In this project we will study the role of chemokine-mediated recruitment of immune cells on viral clearance and pathology during viral encephalitis. We have several strains of chemokine receptor deficient mice, and chemokine receptor reporter mice to characterise the migratory immune response. Using these mice and our model virus Semliki Forest virus (SFV), we will investigate the impact of the chemokine-mediated recruitment on pathology. Once we have a better understanding of the impact of the various immune cell populations, we will use chemokine blockers to modify the recruitment of key immune cell populations. This way we will investigate whether we can modulate the migratory immune response, skewing the balance towards protecting the CNS.

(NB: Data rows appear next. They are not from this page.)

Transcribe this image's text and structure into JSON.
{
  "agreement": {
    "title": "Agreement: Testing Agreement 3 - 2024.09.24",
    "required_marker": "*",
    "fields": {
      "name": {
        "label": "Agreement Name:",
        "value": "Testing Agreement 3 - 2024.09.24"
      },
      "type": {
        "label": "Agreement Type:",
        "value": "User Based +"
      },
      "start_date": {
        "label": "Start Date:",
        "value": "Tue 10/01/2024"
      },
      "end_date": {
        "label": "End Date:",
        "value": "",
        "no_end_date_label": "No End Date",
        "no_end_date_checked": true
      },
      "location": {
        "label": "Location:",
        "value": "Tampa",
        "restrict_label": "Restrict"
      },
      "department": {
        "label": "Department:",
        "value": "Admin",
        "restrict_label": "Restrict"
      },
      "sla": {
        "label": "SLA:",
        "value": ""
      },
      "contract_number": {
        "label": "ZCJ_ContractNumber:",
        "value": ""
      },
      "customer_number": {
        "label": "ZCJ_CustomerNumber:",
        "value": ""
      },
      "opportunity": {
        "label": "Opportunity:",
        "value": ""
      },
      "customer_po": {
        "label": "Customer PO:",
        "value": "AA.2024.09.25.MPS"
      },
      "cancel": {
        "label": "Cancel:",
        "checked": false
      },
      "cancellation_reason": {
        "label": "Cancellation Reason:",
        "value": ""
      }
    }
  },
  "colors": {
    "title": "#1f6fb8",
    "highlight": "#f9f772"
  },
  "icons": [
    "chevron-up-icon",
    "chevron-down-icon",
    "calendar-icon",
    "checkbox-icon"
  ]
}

Within this project, students will use flow cytometry, imaging and molecular techniques to investigate the immune response to viral encephalitis. The supervisory team is interdisciplinary, benefitting from expertise in chemokine biology (Gerry Graham), viral infection (Marieke Pingen) and neuroimmunology (Jonathan Cavanagh). We have close collaborations within the Centre for Virus Research and Neuroscience.
Key references:
- Daniela Michlmayr et al, Defining the chemokine basis for leukocyte recruitment during viral encephalitis, J Virol 2014. DOI: 1128/JVI.03421-13
- Laura Medina-Ruiz et al, Analysis of combinatorial chemokine receptor expression dynamics using multi-receptor reporter mice. eLife 2022 DOI: 7554/eLife.72418
- Doug Dyer et al, Chemokine Receptor Redundancy and Specificity Are Context Dependent. Immunity, 2019. doi: 10.1016/j.immuni.2019.01.009.